At this climatic point in the novel, Simon has gone looking for the beast on his own. He finds that what the boys think is a beast is the dead body of a parachuter. The strings of his parachute have gotten caught in the trees. He has been dangling there, a rotting corpse, swaying and seeming to bow in the breeze. Simon cuts him down; then, exhausted, he goes to tell the rest of the boys that the beast is nothing but a dead man.
As this is happening, a storm is brewing with thunder and lightning. The boys have all gathered around Jack's area, eating the meat he has provided. Even Ralph and Piggy are there. Jack is in charge, painted and dressed as their leader. To keep from being frightened by the storm, the boys do a dance to reenact the earlier brutal killing of the pig. They chant,
Kill the beast! Cut his throat! Spill his blood!
At this point, Simon crawls out of the woods to tell them the true story of the beast. They jump on him as if he is the beast and cry,
Kill the beast! Cut his throat! Spill his blood!
This time, they are talking about what they think of as the real beast, not the pig. They are in a savage frenzy and want to tear apart Simon because they believe he is the beast.
The "beast [that] struggled forward, broke the ring and fell over the steep edge of the rock to the sand by the water" is Simon, not a real beast. The boys simply don't realize this. They become not individuals but a "crowd" or mob that runs after Simon. They "leapt on to the beast [Simon], screamed, struck, bit, tore" at it. Finally, they become no more than wordless beasts themselves, all "teeth and claws."
Once they have killed Simon, the storm breaks into torrents of rain and wind. They back away from the corpse, and the wind blows the freed parachuter down the mountain, frightening them away.

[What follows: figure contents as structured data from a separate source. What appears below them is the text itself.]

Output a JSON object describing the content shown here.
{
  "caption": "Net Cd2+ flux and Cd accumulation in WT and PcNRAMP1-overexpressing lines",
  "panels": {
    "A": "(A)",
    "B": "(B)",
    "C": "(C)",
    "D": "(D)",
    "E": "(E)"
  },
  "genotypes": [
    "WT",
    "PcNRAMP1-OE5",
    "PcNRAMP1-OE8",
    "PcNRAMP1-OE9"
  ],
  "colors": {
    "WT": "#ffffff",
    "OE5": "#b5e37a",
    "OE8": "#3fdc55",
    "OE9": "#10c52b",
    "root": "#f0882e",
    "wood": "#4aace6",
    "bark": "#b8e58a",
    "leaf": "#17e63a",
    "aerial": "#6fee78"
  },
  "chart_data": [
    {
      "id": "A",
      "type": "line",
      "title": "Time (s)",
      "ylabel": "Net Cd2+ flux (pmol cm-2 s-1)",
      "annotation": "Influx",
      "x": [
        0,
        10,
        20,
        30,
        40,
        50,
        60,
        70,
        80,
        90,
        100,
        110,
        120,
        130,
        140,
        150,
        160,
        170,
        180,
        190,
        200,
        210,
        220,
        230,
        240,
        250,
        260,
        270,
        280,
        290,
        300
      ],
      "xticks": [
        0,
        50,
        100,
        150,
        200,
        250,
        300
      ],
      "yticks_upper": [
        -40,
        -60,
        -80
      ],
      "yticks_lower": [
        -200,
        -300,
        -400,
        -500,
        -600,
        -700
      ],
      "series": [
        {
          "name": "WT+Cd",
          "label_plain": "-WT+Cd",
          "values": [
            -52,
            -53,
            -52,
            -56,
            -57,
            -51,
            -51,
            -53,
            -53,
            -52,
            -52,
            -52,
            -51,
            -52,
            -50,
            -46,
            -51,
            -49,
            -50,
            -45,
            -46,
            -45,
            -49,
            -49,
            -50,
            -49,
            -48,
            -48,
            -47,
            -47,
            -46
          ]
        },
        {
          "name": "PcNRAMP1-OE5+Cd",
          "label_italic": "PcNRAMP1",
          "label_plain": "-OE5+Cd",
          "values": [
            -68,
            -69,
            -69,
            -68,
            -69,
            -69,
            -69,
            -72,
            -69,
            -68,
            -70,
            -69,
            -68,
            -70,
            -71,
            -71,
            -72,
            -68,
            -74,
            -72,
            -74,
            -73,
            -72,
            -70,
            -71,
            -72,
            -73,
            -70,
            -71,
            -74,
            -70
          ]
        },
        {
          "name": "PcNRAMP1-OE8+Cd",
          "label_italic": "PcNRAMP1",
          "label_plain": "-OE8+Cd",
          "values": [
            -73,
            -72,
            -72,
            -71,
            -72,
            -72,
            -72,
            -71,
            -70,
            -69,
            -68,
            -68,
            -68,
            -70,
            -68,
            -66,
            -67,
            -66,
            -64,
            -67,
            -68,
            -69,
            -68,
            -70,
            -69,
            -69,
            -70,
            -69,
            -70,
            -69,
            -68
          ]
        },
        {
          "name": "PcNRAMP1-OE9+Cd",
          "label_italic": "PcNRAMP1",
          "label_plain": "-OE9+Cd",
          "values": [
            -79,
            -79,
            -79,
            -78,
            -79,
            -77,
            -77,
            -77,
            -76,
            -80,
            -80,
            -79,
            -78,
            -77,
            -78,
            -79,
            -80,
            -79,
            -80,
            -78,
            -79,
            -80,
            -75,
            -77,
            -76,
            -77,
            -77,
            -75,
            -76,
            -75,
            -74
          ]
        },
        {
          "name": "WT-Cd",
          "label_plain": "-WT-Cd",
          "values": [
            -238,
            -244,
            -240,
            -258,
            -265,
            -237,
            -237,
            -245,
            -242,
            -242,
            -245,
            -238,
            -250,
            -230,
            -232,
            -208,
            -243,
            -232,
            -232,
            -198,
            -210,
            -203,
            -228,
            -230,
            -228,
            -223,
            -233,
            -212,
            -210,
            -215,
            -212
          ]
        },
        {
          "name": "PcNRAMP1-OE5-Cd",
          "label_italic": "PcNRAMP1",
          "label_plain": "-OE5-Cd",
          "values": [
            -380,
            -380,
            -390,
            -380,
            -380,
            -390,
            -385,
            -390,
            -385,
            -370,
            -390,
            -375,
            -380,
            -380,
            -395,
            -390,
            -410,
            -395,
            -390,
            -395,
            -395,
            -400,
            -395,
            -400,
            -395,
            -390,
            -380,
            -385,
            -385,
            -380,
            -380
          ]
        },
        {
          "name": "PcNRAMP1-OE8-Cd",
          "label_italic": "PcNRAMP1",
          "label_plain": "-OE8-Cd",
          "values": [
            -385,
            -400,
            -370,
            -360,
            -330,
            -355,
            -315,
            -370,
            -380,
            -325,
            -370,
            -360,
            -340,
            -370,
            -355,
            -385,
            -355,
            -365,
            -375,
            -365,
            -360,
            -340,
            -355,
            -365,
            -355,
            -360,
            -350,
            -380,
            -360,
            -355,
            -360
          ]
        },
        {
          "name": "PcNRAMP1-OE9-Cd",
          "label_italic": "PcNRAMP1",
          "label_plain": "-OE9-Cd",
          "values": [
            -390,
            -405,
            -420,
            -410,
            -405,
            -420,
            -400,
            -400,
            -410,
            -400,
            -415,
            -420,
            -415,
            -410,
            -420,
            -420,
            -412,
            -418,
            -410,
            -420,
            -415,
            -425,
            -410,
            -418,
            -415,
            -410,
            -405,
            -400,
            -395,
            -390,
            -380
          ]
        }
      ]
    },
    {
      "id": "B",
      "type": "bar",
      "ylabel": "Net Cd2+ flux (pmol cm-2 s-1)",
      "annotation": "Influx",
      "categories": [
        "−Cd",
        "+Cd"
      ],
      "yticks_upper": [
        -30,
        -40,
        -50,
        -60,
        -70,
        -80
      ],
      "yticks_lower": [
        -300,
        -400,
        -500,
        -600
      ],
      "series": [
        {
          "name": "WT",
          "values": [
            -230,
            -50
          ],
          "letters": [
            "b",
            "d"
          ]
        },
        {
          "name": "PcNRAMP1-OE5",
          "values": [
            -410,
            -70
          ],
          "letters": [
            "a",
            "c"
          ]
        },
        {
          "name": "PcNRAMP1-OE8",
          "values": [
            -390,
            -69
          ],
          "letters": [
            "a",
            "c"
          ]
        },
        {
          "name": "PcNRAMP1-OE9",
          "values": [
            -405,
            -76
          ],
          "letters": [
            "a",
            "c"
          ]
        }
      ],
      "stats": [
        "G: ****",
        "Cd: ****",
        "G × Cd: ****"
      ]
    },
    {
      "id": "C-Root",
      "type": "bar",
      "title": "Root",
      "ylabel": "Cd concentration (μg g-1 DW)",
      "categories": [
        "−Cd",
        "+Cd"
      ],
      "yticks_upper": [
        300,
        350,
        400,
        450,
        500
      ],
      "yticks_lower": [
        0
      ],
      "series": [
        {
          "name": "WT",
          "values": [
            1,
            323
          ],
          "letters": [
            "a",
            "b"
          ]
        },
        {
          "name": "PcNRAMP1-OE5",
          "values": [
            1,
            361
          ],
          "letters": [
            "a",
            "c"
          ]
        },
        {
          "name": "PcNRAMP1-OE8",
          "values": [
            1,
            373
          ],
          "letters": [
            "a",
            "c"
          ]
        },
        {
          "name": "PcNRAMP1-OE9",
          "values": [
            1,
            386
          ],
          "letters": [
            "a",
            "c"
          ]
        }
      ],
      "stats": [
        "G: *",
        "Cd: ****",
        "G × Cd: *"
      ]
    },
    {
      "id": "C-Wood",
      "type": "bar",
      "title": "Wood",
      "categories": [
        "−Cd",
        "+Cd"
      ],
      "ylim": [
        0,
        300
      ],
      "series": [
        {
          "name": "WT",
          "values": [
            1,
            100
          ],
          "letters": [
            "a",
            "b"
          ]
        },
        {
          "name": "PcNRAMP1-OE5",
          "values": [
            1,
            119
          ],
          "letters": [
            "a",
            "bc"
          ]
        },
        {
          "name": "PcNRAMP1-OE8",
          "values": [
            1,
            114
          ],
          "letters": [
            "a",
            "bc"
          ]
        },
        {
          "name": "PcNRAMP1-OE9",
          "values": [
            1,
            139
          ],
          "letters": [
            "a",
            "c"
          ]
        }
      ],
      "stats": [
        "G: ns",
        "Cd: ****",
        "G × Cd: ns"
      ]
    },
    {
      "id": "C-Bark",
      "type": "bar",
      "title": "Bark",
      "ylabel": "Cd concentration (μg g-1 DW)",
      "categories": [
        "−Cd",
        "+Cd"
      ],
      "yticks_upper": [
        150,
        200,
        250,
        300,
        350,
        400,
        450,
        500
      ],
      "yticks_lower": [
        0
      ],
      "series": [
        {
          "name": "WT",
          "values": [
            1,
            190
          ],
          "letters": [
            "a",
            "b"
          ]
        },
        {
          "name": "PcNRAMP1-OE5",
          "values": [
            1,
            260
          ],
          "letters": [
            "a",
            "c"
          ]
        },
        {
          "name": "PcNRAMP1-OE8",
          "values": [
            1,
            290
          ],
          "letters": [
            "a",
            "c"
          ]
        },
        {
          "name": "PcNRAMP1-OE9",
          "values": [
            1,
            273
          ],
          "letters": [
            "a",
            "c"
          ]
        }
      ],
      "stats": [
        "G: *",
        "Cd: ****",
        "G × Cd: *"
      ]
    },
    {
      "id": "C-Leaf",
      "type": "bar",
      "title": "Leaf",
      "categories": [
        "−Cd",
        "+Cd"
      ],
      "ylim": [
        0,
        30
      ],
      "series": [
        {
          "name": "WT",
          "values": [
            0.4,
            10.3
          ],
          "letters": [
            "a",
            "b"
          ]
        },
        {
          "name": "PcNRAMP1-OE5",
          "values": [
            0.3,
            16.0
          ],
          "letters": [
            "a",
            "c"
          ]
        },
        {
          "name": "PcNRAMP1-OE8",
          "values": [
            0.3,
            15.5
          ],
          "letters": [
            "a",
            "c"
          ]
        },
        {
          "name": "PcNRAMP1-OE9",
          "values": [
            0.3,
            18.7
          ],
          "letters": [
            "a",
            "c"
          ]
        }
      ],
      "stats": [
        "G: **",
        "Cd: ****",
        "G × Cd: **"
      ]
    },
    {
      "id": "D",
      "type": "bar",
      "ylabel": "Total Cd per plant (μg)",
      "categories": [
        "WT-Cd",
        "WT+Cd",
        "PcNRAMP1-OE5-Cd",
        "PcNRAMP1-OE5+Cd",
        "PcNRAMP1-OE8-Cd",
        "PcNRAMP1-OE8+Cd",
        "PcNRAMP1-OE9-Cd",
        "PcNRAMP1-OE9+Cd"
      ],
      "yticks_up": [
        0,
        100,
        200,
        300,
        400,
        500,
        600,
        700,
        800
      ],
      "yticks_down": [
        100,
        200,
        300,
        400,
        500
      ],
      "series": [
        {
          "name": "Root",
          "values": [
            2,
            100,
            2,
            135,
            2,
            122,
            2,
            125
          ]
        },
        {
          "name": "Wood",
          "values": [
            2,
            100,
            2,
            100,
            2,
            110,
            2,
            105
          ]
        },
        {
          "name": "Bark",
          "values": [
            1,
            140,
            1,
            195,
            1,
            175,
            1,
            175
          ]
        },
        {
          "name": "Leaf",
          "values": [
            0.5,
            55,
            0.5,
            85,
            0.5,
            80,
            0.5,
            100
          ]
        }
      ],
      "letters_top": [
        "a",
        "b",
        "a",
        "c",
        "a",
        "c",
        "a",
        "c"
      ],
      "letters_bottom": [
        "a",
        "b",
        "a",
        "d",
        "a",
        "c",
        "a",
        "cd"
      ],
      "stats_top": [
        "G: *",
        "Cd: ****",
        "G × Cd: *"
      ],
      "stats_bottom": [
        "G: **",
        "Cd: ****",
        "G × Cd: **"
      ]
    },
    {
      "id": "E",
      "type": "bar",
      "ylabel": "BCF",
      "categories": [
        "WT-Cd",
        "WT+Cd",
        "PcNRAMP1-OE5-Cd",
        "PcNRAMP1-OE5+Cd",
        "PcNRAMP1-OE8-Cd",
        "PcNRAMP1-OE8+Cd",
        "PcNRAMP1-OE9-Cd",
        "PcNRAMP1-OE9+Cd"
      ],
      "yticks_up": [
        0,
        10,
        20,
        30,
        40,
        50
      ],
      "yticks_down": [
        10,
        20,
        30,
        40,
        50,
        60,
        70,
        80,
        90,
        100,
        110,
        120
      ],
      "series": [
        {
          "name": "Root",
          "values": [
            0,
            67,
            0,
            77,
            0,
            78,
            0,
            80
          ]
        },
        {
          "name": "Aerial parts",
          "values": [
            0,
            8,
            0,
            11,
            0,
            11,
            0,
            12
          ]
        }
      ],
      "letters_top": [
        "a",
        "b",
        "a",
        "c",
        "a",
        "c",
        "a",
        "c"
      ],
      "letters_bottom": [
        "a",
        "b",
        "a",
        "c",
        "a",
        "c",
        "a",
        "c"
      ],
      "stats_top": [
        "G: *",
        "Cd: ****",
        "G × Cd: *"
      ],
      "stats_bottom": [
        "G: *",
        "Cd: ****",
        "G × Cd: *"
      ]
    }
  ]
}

This is a highly important scene in the novel. The boys, acting like savage beasts themselves, murder Simon, the Christ figure in the novel. In killing him, they symbolically kill off the wisdom and spiritual power he possessed, leaving themselves at the mercy of their most brutal impulses. Civilization has now been stripped away from the boys, who share the collective guilt of killing an innocent person.